In King Lear, as in all tragedy, nature itself is one of the actors. When Lear places himself above the natural order of things, nature itself is violated. Lithgow describes it as “bringing down devastation on your own life by your own folly and your own bad mistakes and your own vanity.”

lear-w-080714In Shakespearean tragedy, order and harmony are eventually restored. But for there to be redemption and restoration, the central character has to come to terms with his own folly. And that generally involves a lot of blood getting spilled, including his own.

Many of today’s popular dystopian movies and TV series follow the same essential story arc. The natural order is violated – perhaps with a self-confident scientist ignoring safety protocols and releasing a deadly virus, or a politician putting personal ambition before integrity.

As a result, as Hamlet describes it in another of Shakespeare’s great tragedies, “The time is out of joint.” And in the real-world drama currently being played out by humankind on a global level, the time is massively out of joint, with nature being violated on a colossal level. As the collective “king”, we humans believe we can dominate the other living creatures and the entire world of nature – all for the greater glory of ourselves.

But such violation comes at a terrible cost. For example, before we began to plunder the African rain forest, the Ebola virus never really bothered humans. Today we’re wiping out entire species, going ever-deeper into the forests in search of bush meat to sell as gourmet delicacies all over the world. And so it is that a virus that lived harmlessly among fruit bats and monkeys for thousands of years is being released into the human population, where it is deadly.

In the global drama being played out by humankind, the time is massively out of joint. Nature is being violated on a colossal level.Undaunted, we continue to tell ourselves that the natural “resources” of the planet – the animals and plants and oceans and atmosphere – are our birthright, existing purely for human benefit. We even create belief systems and economic philosophies to support this absurdity.

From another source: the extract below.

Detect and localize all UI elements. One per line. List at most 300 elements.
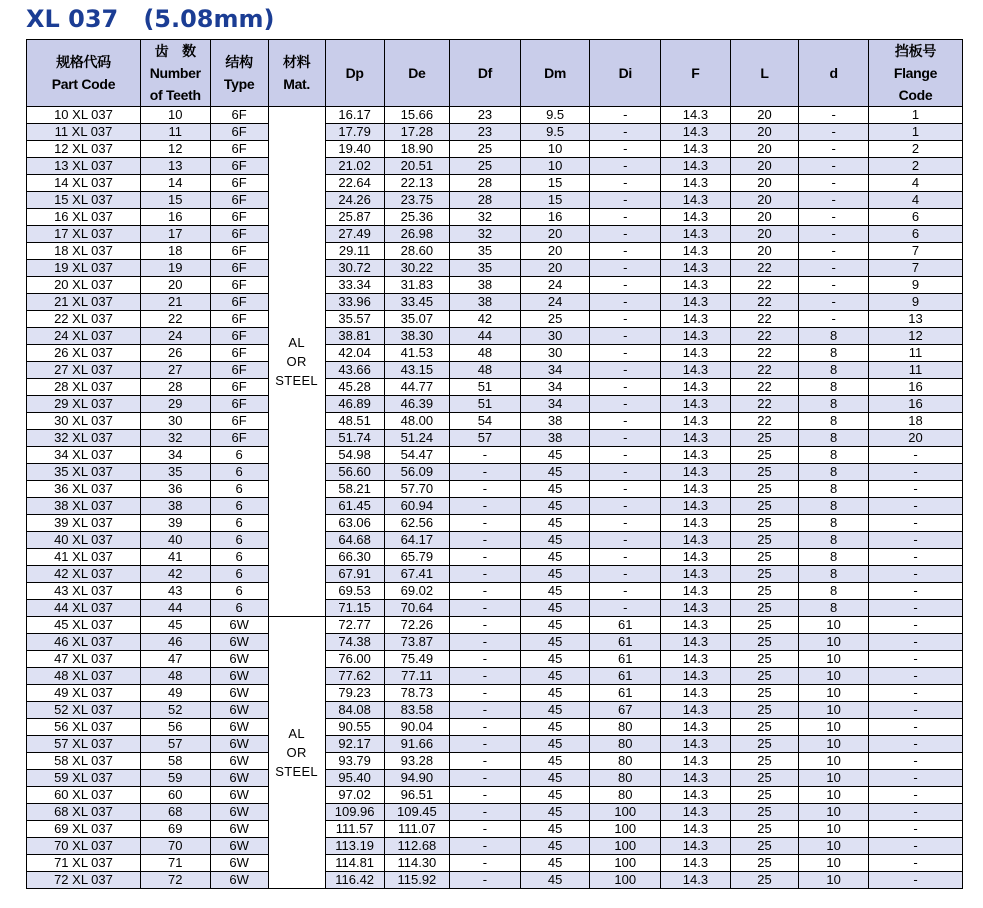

Why do we do this? In Lear’s case, his self-destructive behavior stems largely from his fear of old age and death. It’s the basic fear that haunts us all – the awareness of our own mortality, the knowledge that we are animals, just like all the other animals, and that we must all end up as nothing more than food for worms. It’s a fear that drives us to collective insanity as we attempt to conquer nature and rise above our own nature – even transcend death itself.

But in our bones, we know the inevitable outcome. When it comes to violating the natural order, we can only reap what we’ve sown.

As we try to deal with this knowledge, Lithgow tells Moyers, “We’ve internalized that. We’ve made that our entertainment.”

Whether it’s a revival of one of the greatest works of theater or the latest apocalyptic movie, it’s as though we’re trying to come to terms with what we know is unfolding. And while we carry on as normal, trying to ignore the fact that we’ve set in motion a mass extinction to which we, too, will likely fall victim, we can’t help knowing that something is terribly wrong.

Right now, we’re still in Act One of that drama. Along the way, there will be much suffering for all the living creatures who have been subject to our arrogance. And by the end, as always, nature will find a new balance.

Order will be restored. But that doesn’t mean you can expect a happy ending.